Judge Terry Doughty of the U.S. District Court for the Western District of Louisiana dismissed Psaki's defense that she had no relevant information to provide and that a deposition would place an undue burden on her.
The Justice Department supported her motion.
Doughty, appointed by then-President Donald Trump, said there is public interest in "determining whether First Amendment free speech rights have been suppressed."
"As discussed, Psaki's reasons for having to prepare for and give the deposition are not undue burdens. Second, because there is no undue burden, there is no irreparable harm to Psaki," Doughty wrote, according to The Washington Examiner.
The lawsuit was filed in May by the attorneys general of Louisiana and Missouri, alleging the Biden administration colluded with Meta, Twitter, and YouTube "to censor and suppress free speech — including truthful information — related to COVID-19, election integrity, and other topics, under the guise of combating misinformation."

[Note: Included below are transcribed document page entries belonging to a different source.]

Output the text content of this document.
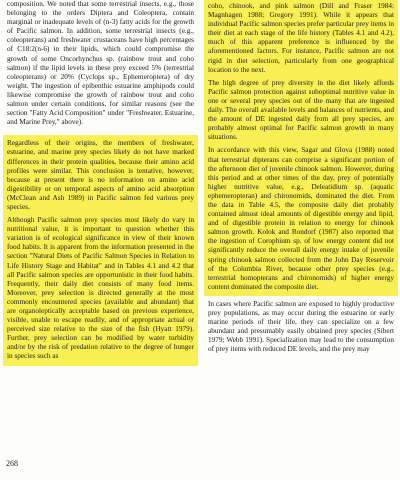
composition. We noted that some terrestrial insects, e.g., those belonging to the orders Diptera and Coleoptera, contain marginal or inadequate levels of (n-3) fatty acids for the growth of Pacific salmon. In addition, some terrestrial insects (e.g., coleopterans) and freshwater crustaceans have high percentages of C18:2(n-6) in their lipids, which could compromise the growth of some Oncorhynchus sp. (rainbow trout and coho salmon) if the lipid levels in these prey exceed 5% (terrestrial coleopterans) or 20% (Cyclops sp., Ephemeroptera) of dry weight. The ingestion of epibenthic estuarine amphipods could likewise compromise the growth of rainbow trout and coho salmon under certain conditions, for similar reasons (see the section "Fatty Acid Composition" under "Freshwater, Estuarine, and Marine Prey," above).

Regardless of their origins, the members of freshwater, estuarine, and marine prey species likely do not have marked differences in their protein qualities, because their amino acid profiles were similar. This conclusion is tentative, however, because at present there is no information on amino acid digestibility or on temporal aspects of amino acid absorption (McClean and Ash 1989) in Pacific salmon fed various prey species.

Although Pacific salmon prey species most likely do vary in nutritional value, it is important to question whether this variation is of ecological significance in view of their known food habits. It is apparent from the information presented in the section "Natural Diets of Pacific Salmon Species in Relation to Life History Stage and Habitat" and in Tables 4.1 and 4.2 that all Pacific salmon species are opportunistic in their food habits. Frequently, their daily diet consists of many food items. Moreover, prey selection is directed generally at the most commonly encountered species (available and abundant) that are organoleptically acceptable based on previous experience, visible, unable to escape readily, and of appropriate actual or perceived size relative to the size of the fish (Hyatt 1979). Further, prey selection can be modified by water turbidity and/or by the risk of predation relative to the degree of hunger in species such as

coho, chinook, and pink salmon (Dill and Fraser 1984; Magnhagen 1988; Gregory 1991). While it appears that individual Pacific salmon species prefer particular prey items in their diet at each stage of the life history (Tables 4.1 and 4.2), much of this apparent preference is influenced by the aforementioned factors. For instance, Pacific salmon are not rigid in diet selection, particularly from one geographical location to the next.

The high degree of prey diversity in the diet likely affords Pacific salmon protection against suboptimal nutritive value in one or several prey species out of the many that are ingested daily. The overall available levels and balances of nutrients, and the amount of DE ingested daily from all prey species, are probably almost optimal for Pacific salmon growth in many situations.

In accordance with this view, Sagar and Glova (1988) noted that terrestrial dipterans can comprise a significant portion of the afternoon diet of juvenile chinook salmon. However, during this period and at other times of the day, prey of potentially higher nutritive value, e.g., Deleatidium sp. (aquatic ephemeropteran) and chironomids, dominated the diet. From the data in Table 4.5, the composite daily diet probably contained almost ideal amounts of digestible energy and lipid, and of digestible protein in relation to energy for chinook salmon growth. Kolok and Rondorf (1987) also reported that the ingestion of Corophium sp. of low energy content did not significantly reduce the overall daily energy intake of juvenile spring chinook salmon collected from the John Day Reservoir of the Columbia River, because other prey species (e.g., terrestrial homopterans and chironomids) of higher energy content dominated the composite diet.

In cases where Pacific salmon are exposed to highly productive prey populations, as may occur during the estuarine or early marine periods of their life, they can specialize on a few abundant and presumably easily obtained prey species (Sibert 1979; Webb 1991). Specialization may lead to the consumption of prey items with reduced DE levels, and the prey may

268
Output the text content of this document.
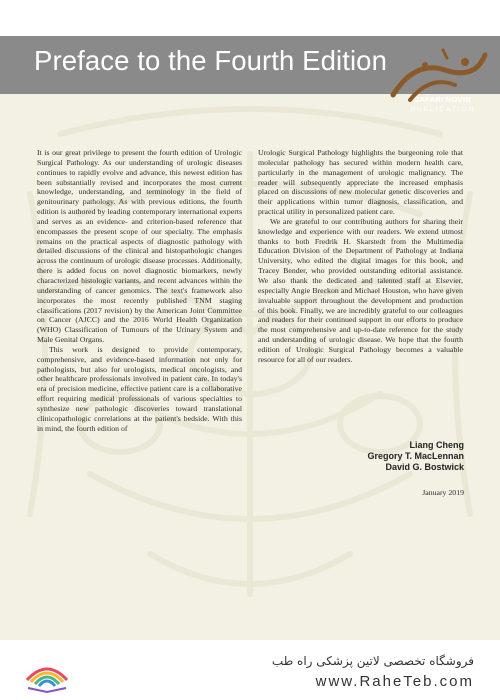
Preface to the Fourth Edition
JAFARI NOVIN
PUBLICATION

It is our great privilege to present the fourth edition of Urologic Surgical Pathology. As our understanding of urologic diseases continues to rapidly evolve and advance, this newest edition has been substantially revised and incorporates the most current knowledge, understanding, and terminology in the field of genitourinary pathology. As with previous editions, the fourth edition is authored by leading contemporary international experts and serves as an evidence- and criterion-based reference that encompasses the present scope of our specialty. The emphasis remains on the practical aspects of diagnostic pathology with detailed discussions of the clinical and histopathologic changes across the continuum of urologic disease processes. Additionally, there is added focus on novel diagnostic biomarkers, newly characterized histologic variants, and recent advances within the understanding of cancer genomics. The text's framework also incorporates the most recently published TNM staging classifications (2017 revision) by the American Joint Committee on Cancer (AJCC) and the 2016 World Health Organization (WHO) Classification of Tumours of the Urinary System and Male Genital Organs.

This work is designed to provide contemporary, comprehensive, and evidence-based information not only for pathologists, but also for urologists, medical oncologists, and other healthcare professionals involved in patient care. In today's era of precision medicine, effective patient care is a collaborative effort requiring medical professionals of various specialties to synthesize new pathologic discoveries toward translational clinicopathologic correlations at the patient's bedside. With this in mind, the fourth edition of

Urologic Surgical Pathology highlights the burgeoning role that molecular pathology has secured within modern health care, particularly in the management of urologic malignancy. The reader will subsequently appreciate the increased emphasis placed on discussions of new molecular genetic discoveries and their applications within tumor diagnosis, classification, and practical utility in personalized patient care.

We are grateful to our contributing authors for sharing their knowledge and experience with our readers. We extend utmost thanks to both Fredrik H. Skarstedt from the Multimedia Education Division of the Department of Pathology at Indiana University, who edited the digital images for this book, and Tracey Bender, who provided outstanding editorial assistance. We also thank the dedicated and talented staff at Elsevier, especially Angie Breckon and Michael Houston, who have given invaluable support throughout the development and production of this book. Finally, we are incredibly grateful to our colleagues and readers for their continued support in our efforts to produce the most comprehensive and up-to-date reference for the study and understanding of urologic disease. We hope that the fourth edition of Urologic Surgical Pathology becomes a valuable resource for all of our readers.

Liang Cheng
Gregory T. MacLennan
David G. Bostwick
January 2019
فروشگاه تخصصی لاتین پزشکی راه طب
www.RaheTeb.com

Several Biden administration officials have been subpoenaed, including Psaki, Dr. Anthony Fauci, Director of White House Digital Strategy Rob Flaherty, Surgeon General Vivek Murthy, Cybersecurity and Infrastructure Security Agency Director Jen Easterly, and FBI Special Agent Elvis Chan.
On Friday, Psaki tried to fight the subpoena in a Virginia court, but Judge Ivan Davis kicked the case back to Louisiana and Doughty, who last month approved the subpoena requests by Louisiana Attorney General Jeff Landry and Missouri Attorney General Eric Schmitt.